Angie McKeown

              I'm only me, but I'm very good at it

Business, Random Chat

How I PowerPoint

Presenting stuff is one of my favourite things, and recently I’ve had a few questions about various parts of my process, so I’ve pulled them all together here. Will add to this as more crops up…

Slides every presentation needs

Always have a title slide with just a Title. That way, when you move forward to the Introduction slide you can briefly check the slides moved on successfully before you get into it. It also means the thumbnail image on your computer makes it obvious which presentation it is.

Always have a (quick) intro of ‘This is my name, my Social Media/email, this is my expertise/job title’ – you want them to remember you, right??? I put my photo with this, because it means if someone has the slides later they can remember who you are, but you don’t have to.

And always have ‘These are the <n> things we’ll cover today’ bullet points (<n> = whatever number you are doing, usually 3-7).

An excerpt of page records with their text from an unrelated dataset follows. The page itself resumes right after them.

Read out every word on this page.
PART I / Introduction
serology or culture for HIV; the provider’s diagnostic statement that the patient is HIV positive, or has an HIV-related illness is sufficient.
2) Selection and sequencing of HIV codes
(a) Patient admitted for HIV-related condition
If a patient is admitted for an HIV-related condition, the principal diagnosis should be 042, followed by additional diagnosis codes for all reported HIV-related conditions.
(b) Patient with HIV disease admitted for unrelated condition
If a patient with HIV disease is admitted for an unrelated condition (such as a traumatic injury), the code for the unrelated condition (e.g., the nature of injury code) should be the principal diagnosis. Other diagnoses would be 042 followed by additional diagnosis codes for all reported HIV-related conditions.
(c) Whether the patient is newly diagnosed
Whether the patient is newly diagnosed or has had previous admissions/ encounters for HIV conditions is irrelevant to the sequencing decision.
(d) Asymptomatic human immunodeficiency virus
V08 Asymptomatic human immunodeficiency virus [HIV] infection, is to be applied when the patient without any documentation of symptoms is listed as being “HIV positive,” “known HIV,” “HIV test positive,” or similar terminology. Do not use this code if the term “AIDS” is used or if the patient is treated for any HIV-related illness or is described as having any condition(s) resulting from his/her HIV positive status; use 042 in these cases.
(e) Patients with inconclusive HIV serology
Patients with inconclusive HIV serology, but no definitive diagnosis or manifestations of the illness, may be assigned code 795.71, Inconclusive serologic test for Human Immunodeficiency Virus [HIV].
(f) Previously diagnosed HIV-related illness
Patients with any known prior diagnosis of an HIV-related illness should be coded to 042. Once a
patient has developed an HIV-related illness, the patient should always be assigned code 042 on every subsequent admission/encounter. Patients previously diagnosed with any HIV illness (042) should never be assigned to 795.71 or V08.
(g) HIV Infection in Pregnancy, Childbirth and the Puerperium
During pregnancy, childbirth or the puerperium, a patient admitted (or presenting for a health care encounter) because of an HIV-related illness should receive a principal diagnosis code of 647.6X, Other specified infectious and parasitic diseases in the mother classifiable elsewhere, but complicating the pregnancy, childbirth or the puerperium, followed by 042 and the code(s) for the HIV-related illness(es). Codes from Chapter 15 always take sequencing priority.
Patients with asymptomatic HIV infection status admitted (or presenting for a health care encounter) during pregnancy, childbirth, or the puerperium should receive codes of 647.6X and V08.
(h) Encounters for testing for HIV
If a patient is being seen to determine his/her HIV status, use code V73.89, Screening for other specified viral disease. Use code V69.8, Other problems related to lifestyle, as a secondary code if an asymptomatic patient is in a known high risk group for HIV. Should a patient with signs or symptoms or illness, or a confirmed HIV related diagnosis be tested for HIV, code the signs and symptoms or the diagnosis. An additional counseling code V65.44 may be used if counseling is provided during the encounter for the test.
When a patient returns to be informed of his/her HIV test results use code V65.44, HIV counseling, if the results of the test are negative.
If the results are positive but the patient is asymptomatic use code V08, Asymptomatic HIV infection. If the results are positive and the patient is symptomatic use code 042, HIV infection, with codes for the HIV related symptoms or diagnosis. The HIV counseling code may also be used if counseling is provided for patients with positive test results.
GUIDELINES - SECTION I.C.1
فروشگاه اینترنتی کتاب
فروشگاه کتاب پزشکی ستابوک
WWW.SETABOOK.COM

I myself put this on the same slide as the above, so people have time to take my details while I introduce things, without having to pause unnaturally on ‘hey look this is me’.

Copy these bullet points to the final slide for a ‘These are the [3-7] things we covered today’, and add a “Thank You for listening, I’ll take any questions you have now” bit.


Clean, uncluttered slides help people to focus better on your main points, which helps to make them memorable.

If presenting online, consider if you can make your background slightly off-white and your text a little larger than normal – people have bright monitors and spend a long time staring at their screens, so this helps prevent eye-strain and caters better to dyslexic people (10% of us!).


I usually try for about 2 minutes talking for each content slide, and I put only bullet points, smart art and images on the slides, I keep the detail for my notes.

Practice your overall time with a lap counter: there’s rarely a case when running over is welcome. If you need to trim, think about removing stuff that is mainly for edge cases, or levels of technical detail that people could just ask you about afterward instead.

Structure things progressively; Break them into an overview, and then more detail about each part of the whole.

Groups of 3 or 4 elements look the best for smart art, concepts, etc.

I write detailed slide notes, though you may choose to just use bullet points if that feels more natural for you. I make sure to use sentences that sound natural to speak, have colloquialisms, and mmmmm… pauses, you know? This way when I’m reading them, I still sound natural.

Using Powerpoint over webcam

If you go to Slideshow – Set Up Slideshow and choose ‘Browsed by an individual (window)’ you can Play your PowerPoint without it taking up your whole screen. That way, you can have your notes open in Word at the same time.

If you keep that word doc in the middle 1/3 of the screen, and scroll as you go so you always have the paragraph you’re reading sort of near the top of the window, it makes it look like you’re looking at your camera more (assuming your camera is on the top middle of your monitor). If you’re feeling confident, throw in the occasional glance directly at it, when you need to emphasise a particular point, but hover your mouse over the text you left off at so you don’t get confused and lose your place.

Start your presentation before sharing your screen, so that you share the Presenter View and not PowerPoint itself.